LALO GUERRERO, internationally recognized as the “Father of Chicano Music”, wrote hundreds of songs during his seven-decade career including the classic bolero Nunca Jamas and Cancion Mexicana, considered the “unofficial anthem” of Mexico. At the height of his recording years in the 1940s and 1950s, he dominated the Latin American charts in the U.S. and Latin America as a vocalist and songwriter with as many as three hits in the top ten at the same time. Many major Mexican stars covered his songs including the original Queen of the Ranchera, Lucha Reyes and the legendary Trio Los Panchos among them.
Celebrating his bicultural roots, the Tucson, Arizona-born artist was an early pioneer in writing and recording bilingual songs and was the first to bring American swing and boogie to Spanish-language music in the ‘40s with a string of hit records. Luis Valdez re-discovered them in the late ‘70s and Los Chucos Suaves and Vamos A Bailar were performed in his acclaimed musical play and film, Zoot Suit.

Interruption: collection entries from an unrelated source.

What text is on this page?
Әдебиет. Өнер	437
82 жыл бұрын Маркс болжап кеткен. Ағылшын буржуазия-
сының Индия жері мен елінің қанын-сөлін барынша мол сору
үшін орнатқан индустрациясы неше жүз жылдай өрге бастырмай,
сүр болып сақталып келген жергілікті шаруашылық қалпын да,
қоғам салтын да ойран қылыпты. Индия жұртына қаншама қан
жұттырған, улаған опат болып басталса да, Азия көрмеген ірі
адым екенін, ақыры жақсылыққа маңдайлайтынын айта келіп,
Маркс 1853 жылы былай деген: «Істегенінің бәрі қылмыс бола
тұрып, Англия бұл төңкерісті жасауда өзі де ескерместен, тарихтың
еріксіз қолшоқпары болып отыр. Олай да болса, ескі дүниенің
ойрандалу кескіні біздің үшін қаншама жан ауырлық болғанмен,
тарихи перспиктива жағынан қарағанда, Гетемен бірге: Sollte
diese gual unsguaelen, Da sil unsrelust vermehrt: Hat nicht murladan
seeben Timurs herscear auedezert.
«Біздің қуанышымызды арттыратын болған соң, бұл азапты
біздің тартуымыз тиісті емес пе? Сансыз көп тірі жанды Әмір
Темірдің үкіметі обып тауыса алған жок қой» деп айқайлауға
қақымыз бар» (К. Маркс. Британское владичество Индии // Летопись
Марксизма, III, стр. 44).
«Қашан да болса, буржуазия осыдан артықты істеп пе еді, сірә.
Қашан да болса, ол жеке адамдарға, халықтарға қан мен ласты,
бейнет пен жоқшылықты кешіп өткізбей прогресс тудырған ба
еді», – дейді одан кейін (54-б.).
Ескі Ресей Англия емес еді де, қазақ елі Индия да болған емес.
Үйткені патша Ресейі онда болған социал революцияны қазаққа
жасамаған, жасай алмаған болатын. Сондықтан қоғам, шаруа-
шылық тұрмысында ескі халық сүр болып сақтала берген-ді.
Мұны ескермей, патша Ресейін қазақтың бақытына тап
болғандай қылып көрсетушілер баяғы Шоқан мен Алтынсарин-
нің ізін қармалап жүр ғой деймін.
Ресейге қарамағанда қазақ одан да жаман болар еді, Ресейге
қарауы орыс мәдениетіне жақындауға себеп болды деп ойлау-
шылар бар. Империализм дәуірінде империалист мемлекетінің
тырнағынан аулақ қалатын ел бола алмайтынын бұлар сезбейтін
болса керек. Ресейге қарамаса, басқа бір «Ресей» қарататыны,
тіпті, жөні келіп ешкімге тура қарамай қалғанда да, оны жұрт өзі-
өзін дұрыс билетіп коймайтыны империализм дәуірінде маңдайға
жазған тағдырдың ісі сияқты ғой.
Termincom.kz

Guerrero’s enduring corridos told stories of the triumphs and struggles of Mexican-American heroes from Cesar Chavez and Dolores Huerta to Ruben Salazar while comic songs like La Minifalda de Reynalda and No Chicanos on TV made serious social statements with razor sharp humor. Fellow Tucsonense Linda Ronstadt describes him as “the first great Chicano musical artist and the historian and social conscience of that community.”

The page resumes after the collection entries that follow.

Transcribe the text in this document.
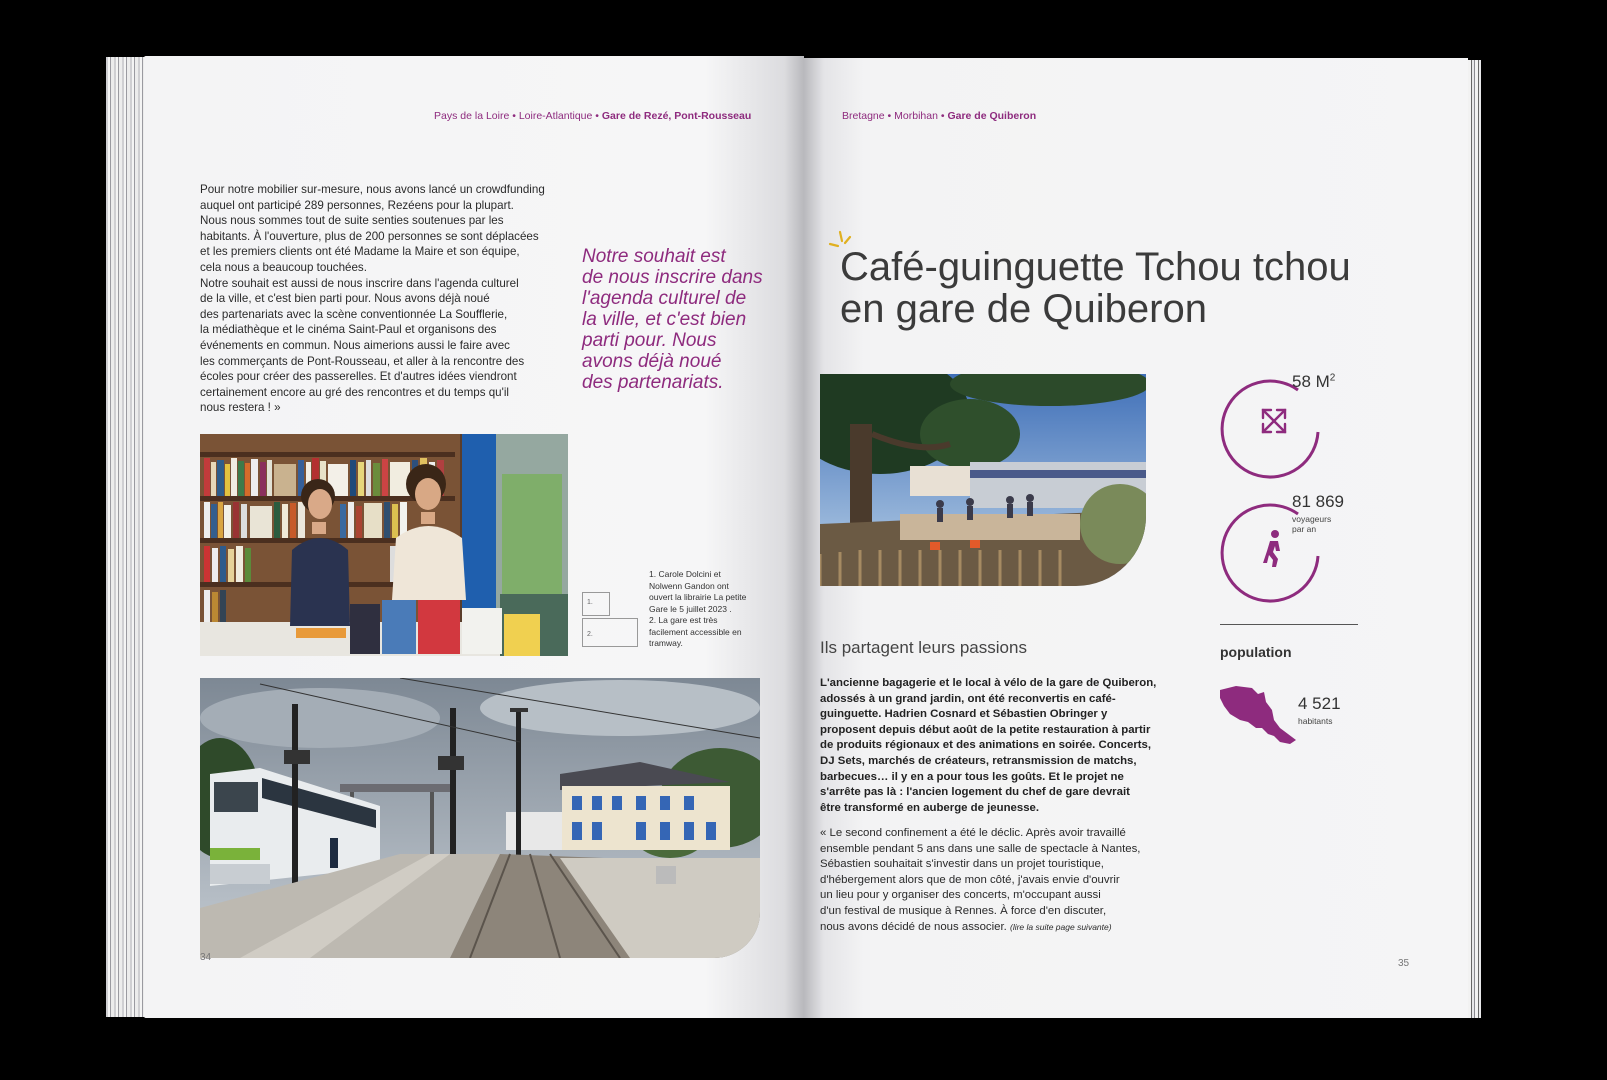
Pays de la Loire • Loire-Atlantique • Gare de Rezé, Pont-Rousseau
Pour notre mobilier sur-mesure, nous avons lancé un crowdfunding
auquel ont participé 289 personnes, Rezéens pour la plupart.
Nous nous sommes tout de suite senties soutenues par les
habitants. À l'ouverture, plus de 200 personnes se sont déplacées
et les premiers clients ont été Madame la Maire et son équipe,
cela nous a beaucoup touchées.
Notre souhait est aussi de nous inscrire dans l'agenda culturel
de la ville, et c'est bien parti pour. Nous avons déjà noué
des partenariats avec la scène conventionnée La Soufflerie,
la médiathèque et le cinéma Saint-Paul et organisons des
événements en commun. Nous aimerions aussi le faire avec
les commerçants de Pont-Rousseau, et aller à la rencontre des
écoles pour créer des passerelles. Et d'autres idées viendront
certainement encore au gré des rencontres et du temps qu'il
nous restera ! »
Notre souhait est
de nous inscrire dans
l'agenda culturel de
la ville, et c'est bien
parti pour. Nous
avons déjà noué
des partenariats.
1.
2.
1. Carole Dolcini et
Nolwenn Gandon ont
ouvert la librairie La petite
Gare le 5 juillet 2023 .
2. La gare est très
facilement accessible en
tramway.
34
Bretagne • Morbihan • Gare de Quiberon
Café-guinguette Tchou tchou
en gare de Quiberon
58 $M^2$
81 869
voyageurs
par an
population
4 521
habitants
Ils partagent leurs passions
L'ancienne bagagerie et le local à vélo de la gare de Quiberon,
adossés à un grand jardin, ont été reconvertis en café-
guinguette. Hadrien Cosnard et Sébastien Obringer y
proposent depuis début août de la petite restauration à partir
de produits régionaux et des animations en soirée. Concerts,
DJ Sets, marchés de créateurs, retransmission de matchs,
barbecues… il y en a pour tous les goûts. Et le projet ne
s'arrête pas là : l'ancien logement du chef de gare devrait
être transformé en auberge de jeunesse.
« Le second confinement a été le déclic. Après avoir travaillé
ensemble pendant 5 ans dans une salle de spectacle à Nantes,
Sébastien souhaitait s'investir dans un projet touristique,
d'hébergement alors que de mon côté, j'avais envie d'ouvrir
un lieu pour y organiser des concerts, m'occupant aussi
d'un festival de musique à Rennes. À force d'en discuter,
nous avons décidé de nous associer. (lire la suite page suivante)
35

The Smithsonian Institution declared Lalo Guerrero a National Folk Treasure and his countless other honors include induction into the Tejano Hall of Fame, the Mariachi Hall of Fame, the Arizona Entertainment Hall of Fame, the Alma Award for lifetime achievement, a National Heritage Fellowship award and in 1997, the National Medal of Arts from President and Mrs. Clinton for a Lifetime of Creative Achievement, the first Chicano to receive our nation’s highest arts award.
The music legend’s recordings for children include over 25 albums of Las Tres Ardillitas and the 1995 Grammy Award nominated Papa’s Dream, a bilingual children’s recording made with Los Lobos. He made his European debut in 1998 at the Cite de la Musique in Paris, France at the age of 82.
His final studio session was for Ry Cooder’s Chavez Ravine CD in 2003 recording his now-classic Barrio Viejo, a nostalgic look back at his old Tucson neighborhood written in 1990. An award-winning documentary, Lalo Guerrero The Original Chicano, recently aired nationally on PBS stations and his memoirs, Lalo: My Life and Music, was published by the University of Arizona Press. The Lalo Guerrero Collection has been established in the California Ethnic and Multicultural Archives at the University of California, Santa Barbara.
The beloved artist continued to make television and concert appearances throughout the country until just months before his passing in Rancho Mirage, California on March 17, 2005 at age 88.